At the end of the spring semester, freshmen will be the first students to take the new STAAR (State of Texas Assessments of Academic Readiness) end-of-course exams.
“The test was developed by the Texas Education Agency, in collaboration with the Texas Higher Education Coordinating Board and Texas educators with a focus on increasing post-secondary readiness of graduating high school students,” assessment coordinator Lisa Coats said.
The STAAR tests will replace TAKS testing as the exit-level testing program and will count as 15 percent of each student’s year-end grade for each course for which a STAAR test is required.
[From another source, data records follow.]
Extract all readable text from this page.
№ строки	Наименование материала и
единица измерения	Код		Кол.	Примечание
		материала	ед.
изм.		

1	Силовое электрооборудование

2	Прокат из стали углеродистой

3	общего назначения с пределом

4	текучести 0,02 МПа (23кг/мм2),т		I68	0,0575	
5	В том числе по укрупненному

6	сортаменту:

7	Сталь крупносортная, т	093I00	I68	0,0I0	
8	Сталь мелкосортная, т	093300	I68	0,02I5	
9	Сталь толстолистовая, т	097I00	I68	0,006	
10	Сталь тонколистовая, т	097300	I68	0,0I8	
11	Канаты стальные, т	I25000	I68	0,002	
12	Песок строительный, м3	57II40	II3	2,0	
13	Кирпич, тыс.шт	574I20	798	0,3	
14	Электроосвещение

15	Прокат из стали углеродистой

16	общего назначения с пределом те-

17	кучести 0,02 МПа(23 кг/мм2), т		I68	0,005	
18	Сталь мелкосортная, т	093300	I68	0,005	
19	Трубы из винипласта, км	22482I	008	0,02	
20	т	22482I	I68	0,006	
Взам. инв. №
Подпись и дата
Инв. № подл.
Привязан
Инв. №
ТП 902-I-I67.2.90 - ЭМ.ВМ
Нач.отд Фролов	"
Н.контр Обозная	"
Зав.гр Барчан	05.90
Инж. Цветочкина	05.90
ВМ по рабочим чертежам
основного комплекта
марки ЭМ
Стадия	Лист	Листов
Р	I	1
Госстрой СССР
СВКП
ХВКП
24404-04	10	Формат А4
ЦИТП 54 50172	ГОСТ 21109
The STAAR tests are more difficult than TAKS, and students must meet the performance standard set by the state to pass each course.
“I think the STAAR test will be more effective than TAKS because it will measure what a student has learned in their core classes that year instead of a culmination of what they have learned over several years,” Coats said.
With the STAAR tests, courses that require an EOC exam will require a midterm semester exam; no exemptions will be permitted on these exams, as outlined in House Bill 3 of the Texas Legislature.
“When I heard we couldn’t have exemptions, I was kind of disappointed,” freshman Danielle Darrow said. “I was looking forward to not having to take [finals] if we knew the curriculum well enough already.”
The tests are aimed at encouraging students to especially focus on the end-of-year tests, something the state feels students did not do with TAKS.
“I think the STAAR test should make students take their core courses more seriously and work harder to learn the material taught in the class,” Coats said. “I hope students will take it seriously and work hard to do their best.”